Stefan Kumpf: Als Bürgermeister muss ich generell sagen, dass das Asylthema mein Leben und das meiner Bürger in Karlskron nicht verschlechtert hat. Daher ist die Vereinbarung, die jetzt getroffen wurde, für mich nicht die entscheidendste. Wenngleich es mich freut, dass ein Bemühen um eine europäische Lösung Fahrt aufgenommen hat – das ist gerade mit Blick auf die Zukunft wichtig. Die harte Linie, die Seehofer gefahren hat, empfinde ich als absolut richtig. Das konnte nur einer machen, der nichts mehr zu verlieren hat und nicht ständig auf seine Karriere schielen muss. Letztlich ist es auch erst dadurch zu einer Bewegung innerhalb der Bundesregierung gekommen. Darum bin ich der Meinung, dass dieses Vorgehen der CSU nicht im Geringsten schadet.
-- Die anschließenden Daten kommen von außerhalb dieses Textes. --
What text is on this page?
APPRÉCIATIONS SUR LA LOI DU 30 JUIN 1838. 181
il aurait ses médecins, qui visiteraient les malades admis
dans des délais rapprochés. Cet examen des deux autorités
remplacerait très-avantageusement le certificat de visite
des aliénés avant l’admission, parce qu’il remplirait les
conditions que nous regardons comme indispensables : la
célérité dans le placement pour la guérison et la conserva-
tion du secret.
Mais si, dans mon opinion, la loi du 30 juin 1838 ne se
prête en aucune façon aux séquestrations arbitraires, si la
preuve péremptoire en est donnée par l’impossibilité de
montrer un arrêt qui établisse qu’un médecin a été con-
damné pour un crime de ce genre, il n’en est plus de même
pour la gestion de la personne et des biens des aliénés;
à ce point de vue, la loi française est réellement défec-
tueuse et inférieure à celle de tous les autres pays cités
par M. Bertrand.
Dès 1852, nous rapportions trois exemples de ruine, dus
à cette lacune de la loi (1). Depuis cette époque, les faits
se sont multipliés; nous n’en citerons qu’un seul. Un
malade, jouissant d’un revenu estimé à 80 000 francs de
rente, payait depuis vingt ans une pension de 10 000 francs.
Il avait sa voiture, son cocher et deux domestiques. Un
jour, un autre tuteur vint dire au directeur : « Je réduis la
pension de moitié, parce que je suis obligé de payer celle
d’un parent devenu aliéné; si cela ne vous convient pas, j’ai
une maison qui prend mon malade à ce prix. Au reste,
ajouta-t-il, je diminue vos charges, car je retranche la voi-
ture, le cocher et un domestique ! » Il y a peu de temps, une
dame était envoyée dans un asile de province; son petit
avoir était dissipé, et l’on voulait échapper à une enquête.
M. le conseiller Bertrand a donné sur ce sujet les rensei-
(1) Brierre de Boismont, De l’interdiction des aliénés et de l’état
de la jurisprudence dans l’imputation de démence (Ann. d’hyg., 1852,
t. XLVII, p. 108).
Michael Braßler: Horst Seehofer hat Wind in die Asyldebatte gebracht, findet Ehekirchens Ortsvorsitzender. Erst auf Druck der CSU ist eine europaweite Einigung erzielt worden. Und das ist das einzig Richtige – denn es kann in dieser Frage keine deutsche oder gar bayerische Lösung geben. Wenn es auf dem Weg dahin einen Dominoeffekt quer durch Europa braucht, dann ist das so – besser als der Stillstand in den vergangenen drei Jahren, da ist nämlich gar nichts passiert. Dem Ansehen der CSU hat des Vorgehen Seehofers meiner Einschätzung nach nicht geschadet. Ob es was bringt, wird sich jedoch erst bei der Landtagswahl zeigen. Das Ziel muss sein, zu gewinnen. Alles jenseits von 40 Prozent ist gut, alles jenseits von 45 Prozent wäre sensationell. Die AfD mit ihren zehn plus x Prozent dagegen hat meiner Einschätzung zufolge keine stimmige Lösung für die Asyldebatte parat. Und die, die sie hat, mag ich mir erst gar nicht ausmalen.